Although Shaun Rankin at Grantley Hall is certainly not the only fine dining outpost in North Yorkshire, the region has never quite achieved the recognition of London or even areas like the Lake District or the Cotswolds. But the vast area, which comprises both countryside and coastline, is slowly beginning to get its due. Rankin says it’s “coming onto the map,” but admits that there is a culinary “gap” once you get outside of London.
For those interested in exploring the area’s culinary offerings, he recommends North Yorkshire regional spots like The Angel at Hetton and The Black Swan at Oldstead, as well as Kenny Atkinson’s Newcastle spots House of Tides and Solstice, both of which have Michelin stars. In York, Andrew Pern helms The Star Inn, while near Nottingham, Restaurant Sat Bains has two Michelin stars and a green star. “They’re spread out, but there is great food here,” Rankin notes.
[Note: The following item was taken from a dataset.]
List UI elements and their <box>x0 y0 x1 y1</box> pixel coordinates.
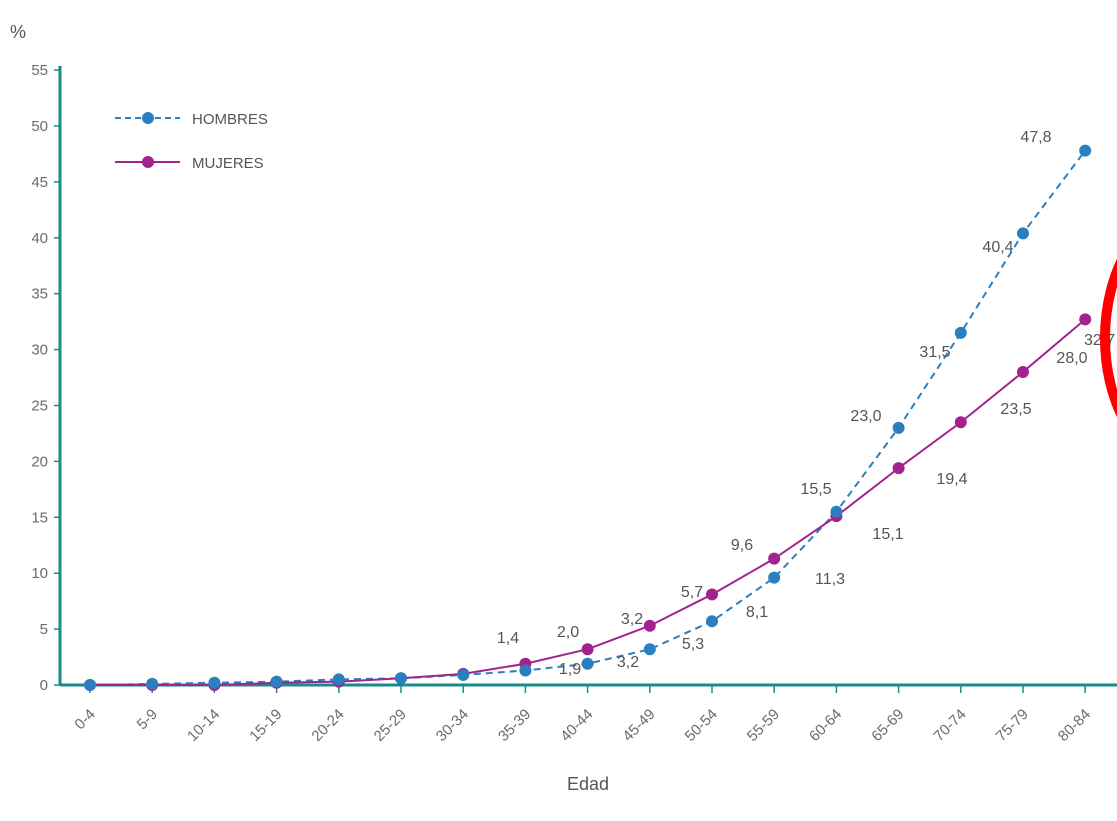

Before opening his restaurant in Grantley Hall, Rankin helmed the Michelin-starred Bohemia in St. Helier, Jersey, and saw considerable success. He published a cookbook, Shaun Rankin’s Seasoned Islands, in 2010, and in 2009, Rankin was named the winner of The Great British Menu cooking show, serving a treacle tart for the finale episode. He previously ran Ormer Jersey and London’s Ormer Mayfair for years before returning to North Yorkshire. These days, however, he rarely says yes to TV appearances, preferring to focus on what he’s doing in the restaurant.
“The accolades are great and they support everything we do, but they’re not the be-all and end-all,” he says of his success. “Your customer is. The clients are what keeps your restaurant running. So for me, it’s all about running a successful, well-run ship. At this level, I have been able to train the chefs who are coming through the ranks. It’s important to show them what we’re trying to achieve in this restaurant, so as they grow, they’ll do the same things as what we’re doing now. I want to pass on that sustainability approach.”
He considers and then acknowledges, “But what does success look like? It just means a great restaurant where the customers are happy and your staff is happy. That’s what matters.” As one of those customers, I can attest that Rankin’s approach does, in fact, leave you both happy and full—and ready to explore all that North Yorkshire has to offer.